I don't care what other people use, however.
And the only "battle" is one you've invented in your head. People who deal in data for a living just pick the right data store for the right data schema.
Also - sqlite would have been totally fine for these queries a decade ago or more (just slower) - I messed with 10GB+ datasets with it more than 10 years ago.
Why do they use the geometric mean to average execution times?
If half your requests are 2x as long and half are 2x as fast, you don’t take the same wall time to run — you take longer.
Let’s say you have 20 requests, 10 of type A and 10 of type B. They originally both take 10 seconds, for 200 seconds total.

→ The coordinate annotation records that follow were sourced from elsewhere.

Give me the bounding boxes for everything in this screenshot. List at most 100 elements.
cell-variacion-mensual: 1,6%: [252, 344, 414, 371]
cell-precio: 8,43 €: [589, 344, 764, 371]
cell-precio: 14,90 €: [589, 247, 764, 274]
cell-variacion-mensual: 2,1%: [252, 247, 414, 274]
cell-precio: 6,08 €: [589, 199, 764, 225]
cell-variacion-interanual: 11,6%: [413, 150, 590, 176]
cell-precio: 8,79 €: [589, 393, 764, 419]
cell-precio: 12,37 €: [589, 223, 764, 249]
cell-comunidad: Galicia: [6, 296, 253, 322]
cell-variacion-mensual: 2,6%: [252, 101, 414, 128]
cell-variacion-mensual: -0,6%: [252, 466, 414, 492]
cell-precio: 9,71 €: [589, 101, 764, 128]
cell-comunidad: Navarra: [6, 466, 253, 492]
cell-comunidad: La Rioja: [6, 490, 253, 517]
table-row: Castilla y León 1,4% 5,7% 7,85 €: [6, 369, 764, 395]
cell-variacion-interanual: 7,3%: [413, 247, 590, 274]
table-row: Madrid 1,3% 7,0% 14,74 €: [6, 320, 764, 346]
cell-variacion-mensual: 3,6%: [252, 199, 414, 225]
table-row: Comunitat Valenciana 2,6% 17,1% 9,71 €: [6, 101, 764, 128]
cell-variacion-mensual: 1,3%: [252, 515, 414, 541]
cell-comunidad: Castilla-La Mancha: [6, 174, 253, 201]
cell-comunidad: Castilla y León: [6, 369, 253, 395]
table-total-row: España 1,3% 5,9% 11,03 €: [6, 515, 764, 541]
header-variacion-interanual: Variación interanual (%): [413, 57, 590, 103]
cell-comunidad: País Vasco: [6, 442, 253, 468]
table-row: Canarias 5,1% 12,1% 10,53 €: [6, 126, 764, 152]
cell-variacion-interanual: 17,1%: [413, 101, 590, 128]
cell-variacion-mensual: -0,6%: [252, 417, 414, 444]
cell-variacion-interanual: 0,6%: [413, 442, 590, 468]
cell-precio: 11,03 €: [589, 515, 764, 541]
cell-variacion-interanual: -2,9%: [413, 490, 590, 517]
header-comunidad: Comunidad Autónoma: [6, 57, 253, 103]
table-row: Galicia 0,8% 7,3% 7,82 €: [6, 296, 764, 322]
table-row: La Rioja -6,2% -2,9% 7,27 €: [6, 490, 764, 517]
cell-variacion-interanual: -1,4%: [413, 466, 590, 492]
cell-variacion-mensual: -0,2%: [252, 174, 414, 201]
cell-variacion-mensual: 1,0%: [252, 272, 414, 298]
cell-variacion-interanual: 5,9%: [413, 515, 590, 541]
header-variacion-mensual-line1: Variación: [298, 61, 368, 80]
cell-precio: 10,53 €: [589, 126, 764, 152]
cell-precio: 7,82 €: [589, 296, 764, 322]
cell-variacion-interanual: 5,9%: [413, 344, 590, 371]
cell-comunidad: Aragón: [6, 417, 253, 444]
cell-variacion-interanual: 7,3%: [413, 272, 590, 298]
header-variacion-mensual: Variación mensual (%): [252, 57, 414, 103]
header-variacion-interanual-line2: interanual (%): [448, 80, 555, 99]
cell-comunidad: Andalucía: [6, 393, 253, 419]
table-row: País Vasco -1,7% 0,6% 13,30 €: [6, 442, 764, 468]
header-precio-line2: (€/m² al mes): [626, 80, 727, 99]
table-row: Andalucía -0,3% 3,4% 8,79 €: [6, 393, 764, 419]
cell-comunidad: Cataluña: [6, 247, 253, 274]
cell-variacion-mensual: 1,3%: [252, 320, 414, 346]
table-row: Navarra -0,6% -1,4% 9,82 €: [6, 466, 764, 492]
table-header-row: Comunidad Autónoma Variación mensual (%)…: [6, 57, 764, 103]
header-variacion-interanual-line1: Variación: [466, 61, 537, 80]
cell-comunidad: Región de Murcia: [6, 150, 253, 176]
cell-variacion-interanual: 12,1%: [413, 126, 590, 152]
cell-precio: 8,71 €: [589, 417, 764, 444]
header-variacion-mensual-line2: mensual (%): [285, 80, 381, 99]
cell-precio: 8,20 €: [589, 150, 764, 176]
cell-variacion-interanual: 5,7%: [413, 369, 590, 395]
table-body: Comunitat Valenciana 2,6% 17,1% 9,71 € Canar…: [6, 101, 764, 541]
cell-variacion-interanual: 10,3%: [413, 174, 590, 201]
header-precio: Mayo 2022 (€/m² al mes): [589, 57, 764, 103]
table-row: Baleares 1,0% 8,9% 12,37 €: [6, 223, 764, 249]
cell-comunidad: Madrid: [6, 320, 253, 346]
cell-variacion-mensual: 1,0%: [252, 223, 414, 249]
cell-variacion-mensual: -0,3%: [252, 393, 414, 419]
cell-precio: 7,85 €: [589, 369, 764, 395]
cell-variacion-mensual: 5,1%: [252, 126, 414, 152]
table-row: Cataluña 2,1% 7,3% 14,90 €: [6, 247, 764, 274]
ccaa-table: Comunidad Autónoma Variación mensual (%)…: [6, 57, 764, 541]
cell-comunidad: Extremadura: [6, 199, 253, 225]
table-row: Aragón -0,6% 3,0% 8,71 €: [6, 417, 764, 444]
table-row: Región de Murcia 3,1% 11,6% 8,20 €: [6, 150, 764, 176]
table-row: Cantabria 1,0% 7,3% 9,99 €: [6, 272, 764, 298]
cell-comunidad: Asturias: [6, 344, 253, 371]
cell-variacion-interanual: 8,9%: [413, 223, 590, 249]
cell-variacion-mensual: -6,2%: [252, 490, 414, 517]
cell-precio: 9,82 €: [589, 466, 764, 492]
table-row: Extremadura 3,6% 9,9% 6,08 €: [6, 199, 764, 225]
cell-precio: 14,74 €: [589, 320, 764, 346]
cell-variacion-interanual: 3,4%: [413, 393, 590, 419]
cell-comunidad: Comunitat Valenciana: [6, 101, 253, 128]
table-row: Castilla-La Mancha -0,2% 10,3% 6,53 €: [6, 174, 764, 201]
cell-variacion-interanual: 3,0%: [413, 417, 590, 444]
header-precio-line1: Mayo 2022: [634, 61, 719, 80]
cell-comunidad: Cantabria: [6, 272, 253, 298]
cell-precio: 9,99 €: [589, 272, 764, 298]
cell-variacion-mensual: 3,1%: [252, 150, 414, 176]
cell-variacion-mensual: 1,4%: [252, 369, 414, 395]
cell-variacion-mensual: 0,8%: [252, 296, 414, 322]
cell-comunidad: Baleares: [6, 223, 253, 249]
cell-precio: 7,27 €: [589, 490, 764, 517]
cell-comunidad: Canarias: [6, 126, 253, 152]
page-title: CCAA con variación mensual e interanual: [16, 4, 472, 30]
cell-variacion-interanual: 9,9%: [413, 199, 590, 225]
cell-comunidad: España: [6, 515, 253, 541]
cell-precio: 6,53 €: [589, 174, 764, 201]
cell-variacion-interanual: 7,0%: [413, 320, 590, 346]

You halve A and double B. Now it takes 50 + 200 = 250 seconds, or 12.5 on average.
This is a case where geometric mean deceives you - because the two really are asymmetric and “twice as fast” is worth less than “twice as slow”.
I just did a quick google and first real result was this blog post with a good explanation with some good illustrations https://jlmc.medium.com/understanding-three-simple-statistic...
Its the very first illustration at the top of that blog post that 'clicks' for me. Hope it helps!
The inverse is also good: mean-square-error is the good way for comparing how similar two datasets (e.g. two images) are.